# Scored a Western for my CJ7



## dt5150 (Feb 3, 2011)

i've been lookin around for either a western or a meyers setup for my cj7 for a little while and i finally got one... just in time for spring! :crying: oh well, i'll be ready for next year at least. 

first impression.. this thing is beefy! all 5/16 material. very heavy, and very heavy duty. when i was looking it over, i found a couple very small, very minor cracked welds on the spring mounts on the back of the blade. nothing i can't weld up. the blade itself is in good shape, no rot through. the pump is in excellent shape, looks near new. the guy even had all the bolts and pins still in all the brackets so i won't need to chase those down. one thing i will do is replace the raise/lower chain. it's a bit rusty, but not a big deal at all. all the cables, control and power/ground, are all in excellent shape so i won't need to replace those. the controller itself is new as is the solenoid. i'll need to fab up a simple mounting bracket for the controller, but that's easy enough. angle hydro cylinders and lines are all new too. it's definitely been kept indoors and been taken care of. he even put plugs in the hydro connections on the pump to keep debris out. overall i'm very pleased with it. pleased with the price too. he was asking $850 for it but i paid much less than that. i think he just wanted it outta there. can't wait to use it! i'll need to modify the mounts a bit since my jeep is lifted 4" and on 35" tires, but it'll be a fun project. i'll post up some pics, maybe tomorrow.


----------



## magik235 (Dec 28, 2007)

Sounds like a good find. I like my Western on a 1971 CJ5.


----------



## DPDDOG (Jan 17, 2011)

Great price!
Dog


----------



## dt5150 (Feb 3, 2011)

tried to take some pics this am but my camera battery was dead. i'll try again later after i charge it up. 

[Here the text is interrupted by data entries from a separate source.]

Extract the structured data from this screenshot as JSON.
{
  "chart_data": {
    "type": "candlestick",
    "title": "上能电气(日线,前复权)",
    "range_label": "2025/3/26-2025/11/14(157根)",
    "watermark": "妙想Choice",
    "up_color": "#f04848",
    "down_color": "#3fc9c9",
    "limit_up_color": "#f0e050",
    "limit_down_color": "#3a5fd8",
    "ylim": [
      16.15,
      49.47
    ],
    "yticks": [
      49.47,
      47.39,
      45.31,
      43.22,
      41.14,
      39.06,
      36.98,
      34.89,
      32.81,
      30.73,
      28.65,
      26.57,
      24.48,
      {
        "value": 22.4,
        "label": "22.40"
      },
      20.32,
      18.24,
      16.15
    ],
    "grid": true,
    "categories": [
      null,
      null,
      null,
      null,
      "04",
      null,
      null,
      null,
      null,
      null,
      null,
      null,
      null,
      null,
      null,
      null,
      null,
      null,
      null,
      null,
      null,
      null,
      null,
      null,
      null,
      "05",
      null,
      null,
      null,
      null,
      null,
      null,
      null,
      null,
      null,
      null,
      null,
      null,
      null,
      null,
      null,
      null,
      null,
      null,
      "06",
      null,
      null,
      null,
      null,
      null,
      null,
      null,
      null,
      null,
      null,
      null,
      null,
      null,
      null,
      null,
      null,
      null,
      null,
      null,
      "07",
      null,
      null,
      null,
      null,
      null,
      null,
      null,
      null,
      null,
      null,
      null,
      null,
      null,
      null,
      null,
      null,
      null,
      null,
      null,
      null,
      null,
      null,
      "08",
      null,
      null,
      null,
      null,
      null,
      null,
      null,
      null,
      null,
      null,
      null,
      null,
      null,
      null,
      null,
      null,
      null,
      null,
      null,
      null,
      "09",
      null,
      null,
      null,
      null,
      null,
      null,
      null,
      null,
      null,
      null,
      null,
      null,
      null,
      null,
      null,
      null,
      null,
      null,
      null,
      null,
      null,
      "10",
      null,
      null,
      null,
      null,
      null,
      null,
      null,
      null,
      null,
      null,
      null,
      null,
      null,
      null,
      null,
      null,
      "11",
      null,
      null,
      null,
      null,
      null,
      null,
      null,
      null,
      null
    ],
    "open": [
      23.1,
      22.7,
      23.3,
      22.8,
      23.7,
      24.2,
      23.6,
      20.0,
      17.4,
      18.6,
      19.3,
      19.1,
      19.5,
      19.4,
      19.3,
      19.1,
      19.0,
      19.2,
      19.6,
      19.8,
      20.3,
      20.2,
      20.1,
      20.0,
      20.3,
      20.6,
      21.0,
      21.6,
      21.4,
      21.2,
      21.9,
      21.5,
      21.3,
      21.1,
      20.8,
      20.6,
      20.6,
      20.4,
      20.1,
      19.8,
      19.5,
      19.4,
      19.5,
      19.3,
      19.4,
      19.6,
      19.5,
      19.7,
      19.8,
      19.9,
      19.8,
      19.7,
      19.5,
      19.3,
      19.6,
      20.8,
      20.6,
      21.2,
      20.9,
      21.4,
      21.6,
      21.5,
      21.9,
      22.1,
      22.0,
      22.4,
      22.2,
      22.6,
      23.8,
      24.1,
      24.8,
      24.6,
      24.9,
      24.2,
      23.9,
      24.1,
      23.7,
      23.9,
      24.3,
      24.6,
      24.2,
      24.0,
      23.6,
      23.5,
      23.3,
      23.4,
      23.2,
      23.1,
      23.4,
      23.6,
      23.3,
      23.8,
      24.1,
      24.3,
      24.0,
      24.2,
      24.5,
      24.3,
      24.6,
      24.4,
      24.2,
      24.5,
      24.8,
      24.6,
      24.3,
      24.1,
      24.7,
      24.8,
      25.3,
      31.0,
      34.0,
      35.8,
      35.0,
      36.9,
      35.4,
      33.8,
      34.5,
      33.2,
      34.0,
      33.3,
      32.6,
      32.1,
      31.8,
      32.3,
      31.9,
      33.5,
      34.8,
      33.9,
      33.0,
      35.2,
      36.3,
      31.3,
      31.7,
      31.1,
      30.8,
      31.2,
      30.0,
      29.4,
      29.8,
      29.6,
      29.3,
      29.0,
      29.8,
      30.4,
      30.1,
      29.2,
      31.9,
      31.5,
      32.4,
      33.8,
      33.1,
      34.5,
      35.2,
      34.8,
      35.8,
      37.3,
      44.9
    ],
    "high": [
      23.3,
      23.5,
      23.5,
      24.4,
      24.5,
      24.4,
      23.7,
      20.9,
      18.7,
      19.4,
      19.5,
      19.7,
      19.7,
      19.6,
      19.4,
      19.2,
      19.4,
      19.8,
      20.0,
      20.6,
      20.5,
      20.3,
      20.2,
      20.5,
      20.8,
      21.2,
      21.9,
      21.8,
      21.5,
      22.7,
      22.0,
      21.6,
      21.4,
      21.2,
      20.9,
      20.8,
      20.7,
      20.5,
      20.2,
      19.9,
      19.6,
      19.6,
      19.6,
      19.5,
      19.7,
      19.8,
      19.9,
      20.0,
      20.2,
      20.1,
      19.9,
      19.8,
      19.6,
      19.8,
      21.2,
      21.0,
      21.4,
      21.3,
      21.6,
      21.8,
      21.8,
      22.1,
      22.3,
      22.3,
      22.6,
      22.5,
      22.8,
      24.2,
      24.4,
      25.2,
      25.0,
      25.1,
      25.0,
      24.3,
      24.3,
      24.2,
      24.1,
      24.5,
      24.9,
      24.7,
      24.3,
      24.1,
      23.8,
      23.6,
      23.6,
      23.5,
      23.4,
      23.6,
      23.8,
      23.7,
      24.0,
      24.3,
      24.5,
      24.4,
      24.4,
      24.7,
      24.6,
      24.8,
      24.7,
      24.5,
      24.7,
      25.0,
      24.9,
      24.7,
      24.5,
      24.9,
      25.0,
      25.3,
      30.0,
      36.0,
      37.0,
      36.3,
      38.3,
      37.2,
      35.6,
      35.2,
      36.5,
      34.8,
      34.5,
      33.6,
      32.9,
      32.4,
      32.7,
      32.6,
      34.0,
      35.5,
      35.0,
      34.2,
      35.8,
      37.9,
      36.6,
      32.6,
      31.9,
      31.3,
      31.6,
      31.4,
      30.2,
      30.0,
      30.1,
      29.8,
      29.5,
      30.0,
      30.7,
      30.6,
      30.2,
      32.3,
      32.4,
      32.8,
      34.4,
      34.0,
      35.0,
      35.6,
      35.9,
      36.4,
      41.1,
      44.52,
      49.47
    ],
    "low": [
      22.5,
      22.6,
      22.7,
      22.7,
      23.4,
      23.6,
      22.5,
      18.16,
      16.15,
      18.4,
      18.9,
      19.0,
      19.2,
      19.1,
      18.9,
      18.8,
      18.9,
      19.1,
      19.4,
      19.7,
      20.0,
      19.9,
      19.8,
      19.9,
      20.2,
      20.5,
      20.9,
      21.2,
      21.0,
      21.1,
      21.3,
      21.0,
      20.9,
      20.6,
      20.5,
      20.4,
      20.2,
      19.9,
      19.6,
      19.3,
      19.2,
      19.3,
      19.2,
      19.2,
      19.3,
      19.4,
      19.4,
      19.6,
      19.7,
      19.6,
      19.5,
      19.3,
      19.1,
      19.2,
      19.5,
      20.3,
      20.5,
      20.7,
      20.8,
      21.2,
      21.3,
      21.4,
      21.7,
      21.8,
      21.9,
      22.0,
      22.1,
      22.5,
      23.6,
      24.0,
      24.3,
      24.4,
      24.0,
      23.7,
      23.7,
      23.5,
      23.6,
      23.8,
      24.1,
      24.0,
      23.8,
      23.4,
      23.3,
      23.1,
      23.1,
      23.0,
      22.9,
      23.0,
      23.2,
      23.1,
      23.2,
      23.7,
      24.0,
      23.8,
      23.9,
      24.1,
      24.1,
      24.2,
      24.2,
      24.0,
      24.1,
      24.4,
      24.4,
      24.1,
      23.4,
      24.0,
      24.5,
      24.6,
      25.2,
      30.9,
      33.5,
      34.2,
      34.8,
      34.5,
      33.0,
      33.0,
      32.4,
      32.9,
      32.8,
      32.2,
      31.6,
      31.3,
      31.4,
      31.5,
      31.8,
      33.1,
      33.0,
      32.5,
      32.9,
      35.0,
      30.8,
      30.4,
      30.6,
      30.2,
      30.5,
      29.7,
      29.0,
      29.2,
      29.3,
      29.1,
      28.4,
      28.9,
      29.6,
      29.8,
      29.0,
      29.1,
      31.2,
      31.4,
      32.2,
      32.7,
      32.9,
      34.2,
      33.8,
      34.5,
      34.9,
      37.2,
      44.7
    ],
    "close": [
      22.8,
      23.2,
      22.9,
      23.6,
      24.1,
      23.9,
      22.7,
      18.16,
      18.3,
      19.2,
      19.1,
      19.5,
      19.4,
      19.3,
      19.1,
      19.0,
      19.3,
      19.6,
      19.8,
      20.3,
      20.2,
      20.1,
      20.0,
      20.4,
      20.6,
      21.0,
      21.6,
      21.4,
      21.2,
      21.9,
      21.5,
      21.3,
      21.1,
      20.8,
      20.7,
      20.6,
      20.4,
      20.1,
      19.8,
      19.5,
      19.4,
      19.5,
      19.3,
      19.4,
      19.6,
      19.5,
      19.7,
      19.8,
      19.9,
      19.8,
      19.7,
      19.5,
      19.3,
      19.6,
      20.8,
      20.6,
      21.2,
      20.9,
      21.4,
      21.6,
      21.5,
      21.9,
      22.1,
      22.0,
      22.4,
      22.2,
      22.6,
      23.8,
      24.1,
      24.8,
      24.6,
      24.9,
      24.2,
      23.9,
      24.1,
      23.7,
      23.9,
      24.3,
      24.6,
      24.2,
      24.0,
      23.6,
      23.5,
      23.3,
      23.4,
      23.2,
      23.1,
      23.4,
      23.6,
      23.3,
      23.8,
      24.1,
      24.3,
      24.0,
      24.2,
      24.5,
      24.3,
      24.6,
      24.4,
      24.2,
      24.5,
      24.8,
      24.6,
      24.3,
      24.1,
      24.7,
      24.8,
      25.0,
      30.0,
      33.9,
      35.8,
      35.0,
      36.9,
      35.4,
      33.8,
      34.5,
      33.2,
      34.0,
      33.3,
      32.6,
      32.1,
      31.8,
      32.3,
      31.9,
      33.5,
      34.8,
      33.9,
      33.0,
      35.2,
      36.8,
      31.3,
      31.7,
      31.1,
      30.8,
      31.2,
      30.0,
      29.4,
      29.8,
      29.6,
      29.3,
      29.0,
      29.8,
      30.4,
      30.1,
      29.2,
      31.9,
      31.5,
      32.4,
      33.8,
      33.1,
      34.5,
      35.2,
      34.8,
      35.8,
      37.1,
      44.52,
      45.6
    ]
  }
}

yeah i thought his $850 asking price was a little high.. i offered him 500 and he accepted.


----------



## dt5150 (Feb 3, 2011)

some pics...


----------



## dt5150 (Feb 3, 2011)

couple more..


----------



## MLG (Nov 19, 2000)

Is that a 6 footer? Looks like the set-up I put on my 82 Toyota truck. It is cable operated with a T handle? Looks like it's in pretty good condition, other than the moldboard being painted black, that looks awful IMO. My pump looked just like yours when I got it. First thing I did was clean it up and give it a couple coats of paint and it really spruced it up. I also disassembled the plow frame and tightened up the center pin area by heating up the flanges and hammering them back until they were parallel again and replaced the bolt/nut. Yours might not be as worn as mine was. My truck sits up a little higher so I cut off the back mounting blocks and set them verticle so I could keep the arms more verticle (to keep the snow 'rolling'), and added gusset plates fo strength. Then I sandblasted the frame and plow and painted the moldboard a nice red. Topped it off with some new Western flags. Took a couple evenings to do it, but it looks great and operates wonderful.


----------



## dt5150 (Feb 3, 2011)

nope, 6.5'. it is cable operated though, uses a simple stick. not really a "t-handle" but it's probably pretty similar. i'm going to get her all cleaned up good and give it fresh coat of paint etc. i need to modify my mounts because my cj is lifted 4" and on 35" tires. but i've got the whole summer and fall to mess with it. it'll be ready to rock when the snow flies again next year.


----------



## MLG (Nov 19, 2000)

What I did with the Western I put on my Toyota (higher than normal) was to cut the steel pieces off, that mount to the rear of the A-frame (where the bolts attach the plow). I cut them off with a torch and then mounted these metal pieces vertically and put a brace to the A-frame for strength. Mounting the pieces vertically allowed the arms to drop down lower and run more horizontally. It worked great. Never had a problem.

MLG


----------